Because it is in the everyday that the extraordinary occurs: presence.

It is in the present that love and its manifestations that renew it in us are conjugated. Those surprise kisses on the neck, those blown and carried away nice and warm by a breath of air to their target, those buried in sweet-smelling palms, those that awaken, those that console, the nocturnal ones, the furtive ones, the soft ones, the naughty ones… Yes! All those kisses in every direction emanate from an avid heart.
It is on an everyday basis that we clink glasses with a passing friend, with whom we converse and share the pleasure of wine, admiring its colour, inhaling its aroma, judging its taste with tongue and palate.

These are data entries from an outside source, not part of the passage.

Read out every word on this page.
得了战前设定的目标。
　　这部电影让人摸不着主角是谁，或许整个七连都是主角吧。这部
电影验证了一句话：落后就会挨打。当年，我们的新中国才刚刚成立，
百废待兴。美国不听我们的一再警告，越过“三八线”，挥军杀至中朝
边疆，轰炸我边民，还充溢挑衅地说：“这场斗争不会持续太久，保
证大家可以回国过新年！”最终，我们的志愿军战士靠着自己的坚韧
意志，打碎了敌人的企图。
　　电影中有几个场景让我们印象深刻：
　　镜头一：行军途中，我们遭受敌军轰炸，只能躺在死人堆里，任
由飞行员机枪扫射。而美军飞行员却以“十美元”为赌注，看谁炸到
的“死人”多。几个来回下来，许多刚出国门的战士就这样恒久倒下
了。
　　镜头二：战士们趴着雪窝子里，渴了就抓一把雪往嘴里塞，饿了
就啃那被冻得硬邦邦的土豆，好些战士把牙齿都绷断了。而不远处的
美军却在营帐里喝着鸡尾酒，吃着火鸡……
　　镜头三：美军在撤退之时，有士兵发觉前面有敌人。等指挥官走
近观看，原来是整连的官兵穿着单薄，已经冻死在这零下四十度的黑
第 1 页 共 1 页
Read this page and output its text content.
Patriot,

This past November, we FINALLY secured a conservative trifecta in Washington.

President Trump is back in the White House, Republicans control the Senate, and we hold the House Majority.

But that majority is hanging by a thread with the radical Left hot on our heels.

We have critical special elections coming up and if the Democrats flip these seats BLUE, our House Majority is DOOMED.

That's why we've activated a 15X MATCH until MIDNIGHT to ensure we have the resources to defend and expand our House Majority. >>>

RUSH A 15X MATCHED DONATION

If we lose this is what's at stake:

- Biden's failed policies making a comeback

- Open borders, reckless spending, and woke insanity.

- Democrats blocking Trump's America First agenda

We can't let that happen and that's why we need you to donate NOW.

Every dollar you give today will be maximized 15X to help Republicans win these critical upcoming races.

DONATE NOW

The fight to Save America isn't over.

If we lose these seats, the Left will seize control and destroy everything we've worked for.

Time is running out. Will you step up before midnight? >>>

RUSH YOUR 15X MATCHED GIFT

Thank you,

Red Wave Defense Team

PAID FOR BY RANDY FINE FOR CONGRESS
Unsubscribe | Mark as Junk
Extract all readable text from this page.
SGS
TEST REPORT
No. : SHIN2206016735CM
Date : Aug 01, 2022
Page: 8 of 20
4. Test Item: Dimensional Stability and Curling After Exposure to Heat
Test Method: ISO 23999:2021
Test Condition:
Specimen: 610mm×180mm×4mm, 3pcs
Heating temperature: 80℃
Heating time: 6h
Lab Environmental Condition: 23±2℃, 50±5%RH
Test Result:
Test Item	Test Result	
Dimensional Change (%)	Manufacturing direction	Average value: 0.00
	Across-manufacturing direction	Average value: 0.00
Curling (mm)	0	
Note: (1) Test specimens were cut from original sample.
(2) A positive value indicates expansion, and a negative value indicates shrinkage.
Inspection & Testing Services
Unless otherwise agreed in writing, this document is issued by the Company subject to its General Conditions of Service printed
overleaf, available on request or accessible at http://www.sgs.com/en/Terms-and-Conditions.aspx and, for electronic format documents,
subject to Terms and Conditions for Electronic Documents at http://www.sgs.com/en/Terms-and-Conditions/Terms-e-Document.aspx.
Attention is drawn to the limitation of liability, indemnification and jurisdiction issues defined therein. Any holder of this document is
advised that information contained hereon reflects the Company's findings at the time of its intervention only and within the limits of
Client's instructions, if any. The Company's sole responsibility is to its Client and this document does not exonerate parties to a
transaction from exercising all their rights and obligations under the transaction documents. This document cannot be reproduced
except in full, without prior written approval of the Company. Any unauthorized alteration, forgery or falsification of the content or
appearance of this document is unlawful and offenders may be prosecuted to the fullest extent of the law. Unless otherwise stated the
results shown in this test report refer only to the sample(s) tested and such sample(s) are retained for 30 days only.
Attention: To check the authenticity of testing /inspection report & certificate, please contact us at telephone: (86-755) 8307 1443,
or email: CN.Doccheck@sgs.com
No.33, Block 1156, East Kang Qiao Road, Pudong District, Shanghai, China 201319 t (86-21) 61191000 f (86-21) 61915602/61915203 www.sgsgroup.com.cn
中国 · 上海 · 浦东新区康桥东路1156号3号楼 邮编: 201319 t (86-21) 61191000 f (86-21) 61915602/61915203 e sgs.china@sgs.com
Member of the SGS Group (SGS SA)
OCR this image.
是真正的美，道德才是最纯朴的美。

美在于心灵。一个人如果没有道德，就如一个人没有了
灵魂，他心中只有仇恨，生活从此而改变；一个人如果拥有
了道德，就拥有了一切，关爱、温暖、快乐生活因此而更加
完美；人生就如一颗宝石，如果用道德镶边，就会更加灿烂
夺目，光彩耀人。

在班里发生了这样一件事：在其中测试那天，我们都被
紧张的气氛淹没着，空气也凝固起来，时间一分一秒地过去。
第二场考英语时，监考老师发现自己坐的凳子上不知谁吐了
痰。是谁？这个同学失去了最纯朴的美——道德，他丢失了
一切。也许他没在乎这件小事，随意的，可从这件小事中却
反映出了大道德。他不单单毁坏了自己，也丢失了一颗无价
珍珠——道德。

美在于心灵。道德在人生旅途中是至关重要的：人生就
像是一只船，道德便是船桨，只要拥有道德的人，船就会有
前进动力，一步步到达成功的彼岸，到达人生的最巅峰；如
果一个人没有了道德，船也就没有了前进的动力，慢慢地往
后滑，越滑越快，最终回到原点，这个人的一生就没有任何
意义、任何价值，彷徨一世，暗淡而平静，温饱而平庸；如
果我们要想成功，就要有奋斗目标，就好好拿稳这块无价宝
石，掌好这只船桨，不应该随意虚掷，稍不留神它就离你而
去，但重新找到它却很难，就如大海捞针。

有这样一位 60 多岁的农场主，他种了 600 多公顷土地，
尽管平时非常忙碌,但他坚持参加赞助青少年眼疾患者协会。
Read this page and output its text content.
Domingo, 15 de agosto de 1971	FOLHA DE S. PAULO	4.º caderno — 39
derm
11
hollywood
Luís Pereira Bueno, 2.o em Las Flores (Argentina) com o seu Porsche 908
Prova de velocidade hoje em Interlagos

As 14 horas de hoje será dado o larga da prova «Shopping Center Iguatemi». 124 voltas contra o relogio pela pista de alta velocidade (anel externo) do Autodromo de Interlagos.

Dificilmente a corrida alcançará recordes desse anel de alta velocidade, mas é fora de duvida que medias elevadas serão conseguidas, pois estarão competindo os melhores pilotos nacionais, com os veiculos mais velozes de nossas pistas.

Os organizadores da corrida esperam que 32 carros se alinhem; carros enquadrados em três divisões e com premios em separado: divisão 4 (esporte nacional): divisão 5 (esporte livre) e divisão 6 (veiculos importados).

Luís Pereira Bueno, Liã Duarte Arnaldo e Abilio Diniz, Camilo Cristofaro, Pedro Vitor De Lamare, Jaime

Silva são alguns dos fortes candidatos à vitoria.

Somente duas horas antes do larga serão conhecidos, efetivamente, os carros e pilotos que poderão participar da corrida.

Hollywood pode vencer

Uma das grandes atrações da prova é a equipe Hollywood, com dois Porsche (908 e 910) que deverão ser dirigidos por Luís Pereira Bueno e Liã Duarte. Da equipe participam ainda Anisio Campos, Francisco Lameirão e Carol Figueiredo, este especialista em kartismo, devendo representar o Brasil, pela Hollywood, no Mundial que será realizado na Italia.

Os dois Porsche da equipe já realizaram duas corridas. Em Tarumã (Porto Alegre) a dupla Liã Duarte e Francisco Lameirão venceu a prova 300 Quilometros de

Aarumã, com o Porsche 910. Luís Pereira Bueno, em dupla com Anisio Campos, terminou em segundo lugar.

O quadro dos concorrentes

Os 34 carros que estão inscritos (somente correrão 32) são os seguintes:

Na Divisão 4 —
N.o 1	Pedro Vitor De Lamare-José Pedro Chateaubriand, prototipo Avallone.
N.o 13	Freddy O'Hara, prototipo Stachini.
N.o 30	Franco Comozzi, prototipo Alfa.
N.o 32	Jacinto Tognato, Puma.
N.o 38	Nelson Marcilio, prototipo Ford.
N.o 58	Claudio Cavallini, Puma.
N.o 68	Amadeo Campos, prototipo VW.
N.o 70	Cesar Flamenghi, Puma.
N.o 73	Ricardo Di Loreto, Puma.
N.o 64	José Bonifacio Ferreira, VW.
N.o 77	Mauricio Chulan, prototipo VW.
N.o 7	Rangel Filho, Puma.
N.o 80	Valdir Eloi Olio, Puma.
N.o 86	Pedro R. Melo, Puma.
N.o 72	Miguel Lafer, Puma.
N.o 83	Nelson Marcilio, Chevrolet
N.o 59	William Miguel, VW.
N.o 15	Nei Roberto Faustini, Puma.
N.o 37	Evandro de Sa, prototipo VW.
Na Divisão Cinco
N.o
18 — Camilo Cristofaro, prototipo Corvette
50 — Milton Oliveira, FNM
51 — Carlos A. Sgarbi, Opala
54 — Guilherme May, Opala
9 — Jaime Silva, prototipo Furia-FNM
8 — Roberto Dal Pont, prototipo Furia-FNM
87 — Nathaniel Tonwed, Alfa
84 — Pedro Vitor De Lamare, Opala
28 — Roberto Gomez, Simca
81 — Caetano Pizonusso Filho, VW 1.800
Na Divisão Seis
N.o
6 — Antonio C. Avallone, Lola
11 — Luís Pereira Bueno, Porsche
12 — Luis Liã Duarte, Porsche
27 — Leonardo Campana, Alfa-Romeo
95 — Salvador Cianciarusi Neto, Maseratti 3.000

His Bacchanales series bears witness to his appetite for things terrestrial.
It is on an everyday basis that we meet, as we go out to buy our bread or catch our train, and we exchange a couple of words like that.
It is today that we part until tomorrow, or for ever.
Is there something other than this present, I mean something tangible?
And, of all the arts, is not sculpture precisely the most palpable, and most patently, the one of touch?
By celebrating the everyday, Etienne shows how much he is anchored in reality. You must be well rooted on one side in order to be on first-name terms with heaven on the other.
Thus, his subject may be light and the object surpasses the subject, finding itself in the pantheon of works of art. For there is no ‘illustration’, just ‘incarnation’.

We often hear it said that Mozart is ‘light’. So light that he elevates our souls? What Herculean strength to defeat misfortune and allow us to hear that benefi cent shower of notes plucked from nothingness and that we listen to as if they were self-evident and we had always known them !
We ought to honour those who attune us via the power of Beauty, for Beauty galvanises, Beauty consoles, Beauty transcends, Beauty never ends. There is no soul that does not intimately thirst after it.
One might say in fine that the subject matters little and it is the treatment that counts. Probably. However, therein, it resembles the quarrel between style and content, for me inseparable. Just as in literature, a fine style cannot deliver insipid or demeaning words, a sculpture’s subject will find the appropriate vehicle if it wishes to attain Beauty.
Without yielding to fashion or conceding to sentiment, the forms are simple, pure. Simplicity is hard to attain, purity cannot be attained – it is already part of the being, or it is not.